Why it works: Proper DNSSEC implementation ensures that responses are verifiable. While it doesn’t stop spoofing outright (as spoofers might forge signatures too), it makes it harder for forged responses to be accepted by validating clients and can be integrated with RRL for better protection.

5. Limiting EDNS0 Payload Size

EDNS0 (Extension Mechanisms for DNS) allows for larger UDP packet sizes, which attackers can exploit for amplification. Limiting this size can reduce the impact of such attacks.

Diagnosis: Monitor for large UDP DNS packets in your network traffic.
Fix: Use the edns-size plugin.
```
.:53 {
    ...
    edns-size 1024 # Limit EDNS0 UDP payload to 1024 bytes
    ...
}
```
Setting edns-size to 1024 means CoreDNS will advertise a maximum UDP payload size of 1024 bytes for EDNS0 queries.
Why it works: By artificially lowering the maximum allowed EDNS0 UDP packet size, you reduce the potential size of amplified responses, thus mitigating the impact of an amplification attack. Most legitimate DNS traffic doesn’t require extremely large UDP packets.

6. Enabling prefetch with Caution

The prefetch plugin can reduce load by proactively fetching popular records. However, misconfiguration can increase load.

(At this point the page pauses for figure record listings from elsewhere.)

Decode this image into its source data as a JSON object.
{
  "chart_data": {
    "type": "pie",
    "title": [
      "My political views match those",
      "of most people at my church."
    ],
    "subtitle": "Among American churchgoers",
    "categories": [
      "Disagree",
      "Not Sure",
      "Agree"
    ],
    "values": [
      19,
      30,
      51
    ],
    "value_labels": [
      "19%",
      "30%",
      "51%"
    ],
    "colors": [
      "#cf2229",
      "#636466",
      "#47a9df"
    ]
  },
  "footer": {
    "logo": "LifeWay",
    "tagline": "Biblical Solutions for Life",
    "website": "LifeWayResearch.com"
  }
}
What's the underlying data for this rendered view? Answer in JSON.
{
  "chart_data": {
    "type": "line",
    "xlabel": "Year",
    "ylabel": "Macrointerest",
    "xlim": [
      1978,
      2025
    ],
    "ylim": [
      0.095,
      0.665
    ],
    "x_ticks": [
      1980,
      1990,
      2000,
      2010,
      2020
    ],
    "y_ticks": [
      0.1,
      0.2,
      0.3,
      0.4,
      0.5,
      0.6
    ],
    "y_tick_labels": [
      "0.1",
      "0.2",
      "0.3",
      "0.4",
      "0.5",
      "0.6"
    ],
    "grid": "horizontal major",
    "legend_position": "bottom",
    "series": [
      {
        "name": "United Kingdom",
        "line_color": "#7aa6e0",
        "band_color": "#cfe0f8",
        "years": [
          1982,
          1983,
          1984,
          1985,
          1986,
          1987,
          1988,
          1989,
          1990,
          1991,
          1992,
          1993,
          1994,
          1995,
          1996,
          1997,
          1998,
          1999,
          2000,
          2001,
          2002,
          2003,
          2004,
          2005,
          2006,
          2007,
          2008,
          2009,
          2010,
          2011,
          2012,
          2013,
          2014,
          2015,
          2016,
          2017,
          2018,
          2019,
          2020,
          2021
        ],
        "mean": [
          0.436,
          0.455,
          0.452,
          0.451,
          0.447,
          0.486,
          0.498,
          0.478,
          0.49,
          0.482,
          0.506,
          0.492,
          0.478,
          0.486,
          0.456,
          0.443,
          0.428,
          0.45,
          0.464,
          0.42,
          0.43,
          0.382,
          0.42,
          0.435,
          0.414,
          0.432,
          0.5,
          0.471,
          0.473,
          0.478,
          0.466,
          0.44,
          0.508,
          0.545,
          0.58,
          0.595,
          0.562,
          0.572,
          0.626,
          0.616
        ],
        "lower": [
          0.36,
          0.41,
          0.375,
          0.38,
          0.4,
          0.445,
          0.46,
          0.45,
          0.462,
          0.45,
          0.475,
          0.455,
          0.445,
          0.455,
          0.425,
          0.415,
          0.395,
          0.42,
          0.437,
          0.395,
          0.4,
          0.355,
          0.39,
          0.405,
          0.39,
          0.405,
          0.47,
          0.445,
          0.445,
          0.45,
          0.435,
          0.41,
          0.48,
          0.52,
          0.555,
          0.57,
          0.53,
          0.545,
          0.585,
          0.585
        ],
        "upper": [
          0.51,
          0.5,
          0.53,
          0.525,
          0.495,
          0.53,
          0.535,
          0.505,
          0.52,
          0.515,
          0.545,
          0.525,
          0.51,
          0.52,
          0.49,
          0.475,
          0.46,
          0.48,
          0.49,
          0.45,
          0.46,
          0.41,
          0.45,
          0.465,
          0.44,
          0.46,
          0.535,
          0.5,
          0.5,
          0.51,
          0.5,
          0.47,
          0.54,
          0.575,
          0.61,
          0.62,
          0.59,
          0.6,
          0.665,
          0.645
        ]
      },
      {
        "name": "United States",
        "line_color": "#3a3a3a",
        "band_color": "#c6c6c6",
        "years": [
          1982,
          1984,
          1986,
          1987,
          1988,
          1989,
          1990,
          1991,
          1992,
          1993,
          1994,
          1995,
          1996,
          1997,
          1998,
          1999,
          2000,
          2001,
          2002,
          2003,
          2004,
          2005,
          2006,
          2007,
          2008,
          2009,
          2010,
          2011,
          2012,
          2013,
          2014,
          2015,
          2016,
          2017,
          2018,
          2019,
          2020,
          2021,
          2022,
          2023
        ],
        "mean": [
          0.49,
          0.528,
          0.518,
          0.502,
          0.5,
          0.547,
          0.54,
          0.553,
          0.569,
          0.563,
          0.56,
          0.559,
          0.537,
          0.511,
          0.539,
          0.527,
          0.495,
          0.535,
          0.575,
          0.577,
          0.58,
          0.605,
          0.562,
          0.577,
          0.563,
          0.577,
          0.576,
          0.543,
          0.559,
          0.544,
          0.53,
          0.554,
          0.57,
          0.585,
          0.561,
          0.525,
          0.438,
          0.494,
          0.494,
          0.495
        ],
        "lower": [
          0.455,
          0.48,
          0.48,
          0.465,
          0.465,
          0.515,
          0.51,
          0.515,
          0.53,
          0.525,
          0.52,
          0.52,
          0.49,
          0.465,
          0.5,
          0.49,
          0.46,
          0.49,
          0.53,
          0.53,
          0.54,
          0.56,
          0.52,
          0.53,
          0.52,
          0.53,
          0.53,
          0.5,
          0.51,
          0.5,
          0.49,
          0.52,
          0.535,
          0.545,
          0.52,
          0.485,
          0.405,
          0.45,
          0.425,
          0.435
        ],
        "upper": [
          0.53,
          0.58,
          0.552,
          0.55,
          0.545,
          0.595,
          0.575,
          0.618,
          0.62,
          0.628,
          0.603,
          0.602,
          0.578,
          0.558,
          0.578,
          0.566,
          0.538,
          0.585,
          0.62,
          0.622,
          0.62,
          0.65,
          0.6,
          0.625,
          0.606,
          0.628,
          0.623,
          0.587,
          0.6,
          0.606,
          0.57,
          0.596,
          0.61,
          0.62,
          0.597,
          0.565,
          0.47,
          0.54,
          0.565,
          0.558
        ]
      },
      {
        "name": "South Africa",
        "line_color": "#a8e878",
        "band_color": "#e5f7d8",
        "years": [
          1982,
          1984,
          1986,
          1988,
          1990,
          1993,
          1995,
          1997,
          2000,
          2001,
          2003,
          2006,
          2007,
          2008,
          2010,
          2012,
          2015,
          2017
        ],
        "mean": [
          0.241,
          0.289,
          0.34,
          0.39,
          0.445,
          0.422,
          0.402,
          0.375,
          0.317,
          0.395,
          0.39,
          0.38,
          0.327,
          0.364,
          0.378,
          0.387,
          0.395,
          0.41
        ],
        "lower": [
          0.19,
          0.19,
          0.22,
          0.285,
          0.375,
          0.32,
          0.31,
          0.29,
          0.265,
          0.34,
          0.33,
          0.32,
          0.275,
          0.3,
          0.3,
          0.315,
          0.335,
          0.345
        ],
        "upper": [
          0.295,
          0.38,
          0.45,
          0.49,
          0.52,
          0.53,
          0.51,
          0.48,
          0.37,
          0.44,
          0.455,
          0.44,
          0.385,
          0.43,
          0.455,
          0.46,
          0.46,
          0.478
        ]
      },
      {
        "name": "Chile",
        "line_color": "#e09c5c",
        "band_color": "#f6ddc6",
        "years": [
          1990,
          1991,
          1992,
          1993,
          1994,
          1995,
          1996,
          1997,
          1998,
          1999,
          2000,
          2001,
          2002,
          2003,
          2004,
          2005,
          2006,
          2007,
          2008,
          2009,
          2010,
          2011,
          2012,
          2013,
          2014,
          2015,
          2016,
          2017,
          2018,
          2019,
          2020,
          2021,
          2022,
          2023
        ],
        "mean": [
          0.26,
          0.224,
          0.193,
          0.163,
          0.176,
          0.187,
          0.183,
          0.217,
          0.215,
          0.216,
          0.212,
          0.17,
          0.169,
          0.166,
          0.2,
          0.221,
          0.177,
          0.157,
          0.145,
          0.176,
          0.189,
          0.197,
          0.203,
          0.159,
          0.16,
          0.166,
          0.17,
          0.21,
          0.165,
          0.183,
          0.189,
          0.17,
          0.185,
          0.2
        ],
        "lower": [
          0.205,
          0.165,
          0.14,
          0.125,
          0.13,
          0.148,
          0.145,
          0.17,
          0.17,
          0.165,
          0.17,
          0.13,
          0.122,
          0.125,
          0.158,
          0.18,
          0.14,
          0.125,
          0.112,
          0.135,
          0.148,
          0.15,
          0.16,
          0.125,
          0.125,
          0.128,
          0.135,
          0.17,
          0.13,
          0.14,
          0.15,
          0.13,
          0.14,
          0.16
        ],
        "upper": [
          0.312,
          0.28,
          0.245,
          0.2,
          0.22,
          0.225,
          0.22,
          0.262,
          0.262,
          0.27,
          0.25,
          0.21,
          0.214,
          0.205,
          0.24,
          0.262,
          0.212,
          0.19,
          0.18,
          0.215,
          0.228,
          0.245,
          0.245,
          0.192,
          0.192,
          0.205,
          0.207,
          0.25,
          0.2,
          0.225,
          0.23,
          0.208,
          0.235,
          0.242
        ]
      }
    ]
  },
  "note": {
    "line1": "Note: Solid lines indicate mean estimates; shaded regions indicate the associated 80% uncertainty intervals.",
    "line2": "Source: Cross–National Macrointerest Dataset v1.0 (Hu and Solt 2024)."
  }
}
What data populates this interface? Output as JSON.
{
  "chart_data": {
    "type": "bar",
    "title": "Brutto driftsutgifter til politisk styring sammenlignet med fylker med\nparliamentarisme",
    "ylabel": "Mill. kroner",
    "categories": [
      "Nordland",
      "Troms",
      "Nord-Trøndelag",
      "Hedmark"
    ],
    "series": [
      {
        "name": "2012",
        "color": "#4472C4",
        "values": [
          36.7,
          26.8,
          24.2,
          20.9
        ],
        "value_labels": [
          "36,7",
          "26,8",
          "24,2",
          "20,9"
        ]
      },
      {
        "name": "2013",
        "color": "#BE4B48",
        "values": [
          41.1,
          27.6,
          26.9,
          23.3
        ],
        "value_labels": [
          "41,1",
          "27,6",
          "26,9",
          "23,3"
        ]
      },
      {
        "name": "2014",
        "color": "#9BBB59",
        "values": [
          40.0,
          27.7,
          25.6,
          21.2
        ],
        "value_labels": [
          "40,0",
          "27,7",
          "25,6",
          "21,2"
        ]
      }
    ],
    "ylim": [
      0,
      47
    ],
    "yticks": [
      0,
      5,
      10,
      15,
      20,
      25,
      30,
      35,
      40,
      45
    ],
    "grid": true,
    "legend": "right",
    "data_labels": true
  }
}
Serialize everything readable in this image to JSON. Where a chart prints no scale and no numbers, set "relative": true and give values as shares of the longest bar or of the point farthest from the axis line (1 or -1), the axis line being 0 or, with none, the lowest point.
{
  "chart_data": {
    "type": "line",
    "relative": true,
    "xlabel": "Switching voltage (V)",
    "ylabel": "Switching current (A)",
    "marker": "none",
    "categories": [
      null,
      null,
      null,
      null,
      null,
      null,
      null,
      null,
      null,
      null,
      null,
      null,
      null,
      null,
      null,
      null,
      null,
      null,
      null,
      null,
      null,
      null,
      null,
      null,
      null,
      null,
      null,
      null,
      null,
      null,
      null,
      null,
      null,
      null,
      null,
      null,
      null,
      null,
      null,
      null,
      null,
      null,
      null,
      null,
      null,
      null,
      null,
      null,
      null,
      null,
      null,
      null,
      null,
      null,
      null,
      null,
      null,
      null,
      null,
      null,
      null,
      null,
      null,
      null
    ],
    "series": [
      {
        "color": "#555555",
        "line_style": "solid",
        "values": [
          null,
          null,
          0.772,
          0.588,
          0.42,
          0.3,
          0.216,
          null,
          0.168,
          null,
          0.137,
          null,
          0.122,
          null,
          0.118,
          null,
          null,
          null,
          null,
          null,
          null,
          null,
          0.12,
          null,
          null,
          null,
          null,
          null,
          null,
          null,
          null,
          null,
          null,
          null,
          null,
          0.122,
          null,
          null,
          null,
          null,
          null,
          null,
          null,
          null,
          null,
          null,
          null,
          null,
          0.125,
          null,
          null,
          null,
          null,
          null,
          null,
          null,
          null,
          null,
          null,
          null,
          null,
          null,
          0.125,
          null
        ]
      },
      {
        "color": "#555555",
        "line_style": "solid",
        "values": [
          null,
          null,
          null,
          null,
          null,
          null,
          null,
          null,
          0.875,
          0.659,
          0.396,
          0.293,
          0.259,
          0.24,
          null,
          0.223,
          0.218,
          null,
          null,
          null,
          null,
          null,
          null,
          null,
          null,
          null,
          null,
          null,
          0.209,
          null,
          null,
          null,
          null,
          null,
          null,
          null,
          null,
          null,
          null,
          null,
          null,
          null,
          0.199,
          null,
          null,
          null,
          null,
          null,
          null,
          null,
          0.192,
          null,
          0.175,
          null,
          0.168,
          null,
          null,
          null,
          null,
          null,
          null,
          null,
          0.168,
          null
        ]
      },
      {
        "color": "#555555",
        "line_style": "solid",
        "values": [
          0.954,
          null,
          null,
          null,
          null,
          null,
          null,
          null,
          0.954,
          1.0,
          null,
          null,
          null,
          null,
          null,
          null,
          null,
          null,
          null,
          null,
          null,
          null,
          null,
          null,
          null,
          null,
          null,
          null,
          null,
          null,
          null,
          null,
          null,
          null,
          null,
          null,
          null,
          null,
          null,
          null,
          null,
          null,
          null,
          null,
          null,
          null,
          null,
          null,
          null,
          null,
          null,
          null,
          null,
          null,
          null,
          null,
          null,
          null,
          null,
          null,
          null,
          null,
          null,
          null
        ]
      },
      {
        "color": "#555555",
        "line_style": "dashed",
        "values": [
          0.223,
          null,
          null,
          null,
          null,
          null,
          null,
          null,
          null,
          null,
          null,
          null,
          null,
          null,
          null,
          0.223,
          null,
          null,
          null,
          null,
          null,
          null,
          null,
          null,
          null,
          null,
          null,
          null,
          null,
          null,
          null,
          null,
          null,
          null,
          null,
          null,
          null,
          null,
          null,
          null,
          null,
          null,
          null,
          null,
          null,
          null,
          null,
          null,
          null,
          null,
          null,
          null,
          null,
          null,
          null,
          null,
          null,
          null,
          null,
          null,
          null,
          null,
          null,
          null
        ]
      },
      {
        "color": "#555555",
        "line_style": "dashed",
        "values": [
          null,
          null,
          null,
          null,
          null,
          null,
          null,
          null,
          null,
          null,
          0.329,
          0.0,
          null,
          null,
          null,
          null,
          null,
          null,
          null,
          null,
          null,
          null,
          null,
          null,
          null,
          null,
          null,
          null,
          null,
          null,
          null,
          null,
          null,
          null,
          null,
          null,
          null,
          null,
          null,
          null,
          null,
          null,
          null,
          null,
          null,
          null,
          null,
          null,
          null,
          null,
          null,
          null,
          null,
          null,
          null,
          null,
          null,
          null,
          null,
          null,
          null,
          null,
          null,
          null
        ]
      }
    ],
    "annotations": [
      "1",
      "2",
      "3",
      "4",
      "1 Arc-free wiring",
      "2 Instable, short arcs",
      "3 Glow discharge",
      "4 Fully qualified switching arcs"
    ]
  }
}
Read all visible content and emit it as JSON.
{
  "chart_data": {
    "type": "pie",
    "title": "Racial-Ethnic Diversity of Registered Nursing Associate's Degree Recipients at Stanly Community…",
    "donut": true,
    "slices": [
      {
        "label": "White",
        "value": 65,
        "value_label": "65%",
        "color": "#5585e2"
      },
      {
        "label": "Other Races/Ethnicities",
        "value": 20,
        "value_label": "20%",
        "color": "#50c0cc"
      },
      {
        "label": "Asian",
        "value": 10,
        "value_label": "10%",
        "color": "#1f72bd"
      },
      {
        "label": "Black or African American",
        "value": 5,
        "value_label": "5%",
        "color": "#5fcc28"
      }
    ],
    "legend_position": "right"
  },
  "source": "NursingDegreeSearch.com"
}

Diagnosis: If you are experiencing high load and prefetch is enabled, review its configuration.
Fix: Configure prefetch carefully, specifying which zones to prefetch and at what intervals.
```
.:53 {
    ...
    prefetch 30s # Prefetch popular records every 30 seconds
    ...
}
```
This prefetchs popular records every 30 seconds.
Why it works: When configured correctly, prefetch reduces the number of actual queries your server needs to answer by keeping popular records fresh in its cache. This can indirectly help by reducing the number of responses you need to send, making it harder for attackers to exploit amplification. However, if misconfigured, it can generate its own load, so monitor closely.

The Next Headache: Cache Poisoning Attacks

After implementing these measures, you’ve significantly reduced your exposure to amplification and spoofing. The next logical step is to consider more advanced cache poisoning techniques, which might require deeper inspection of DNSSEC validation and transaction ID randomization.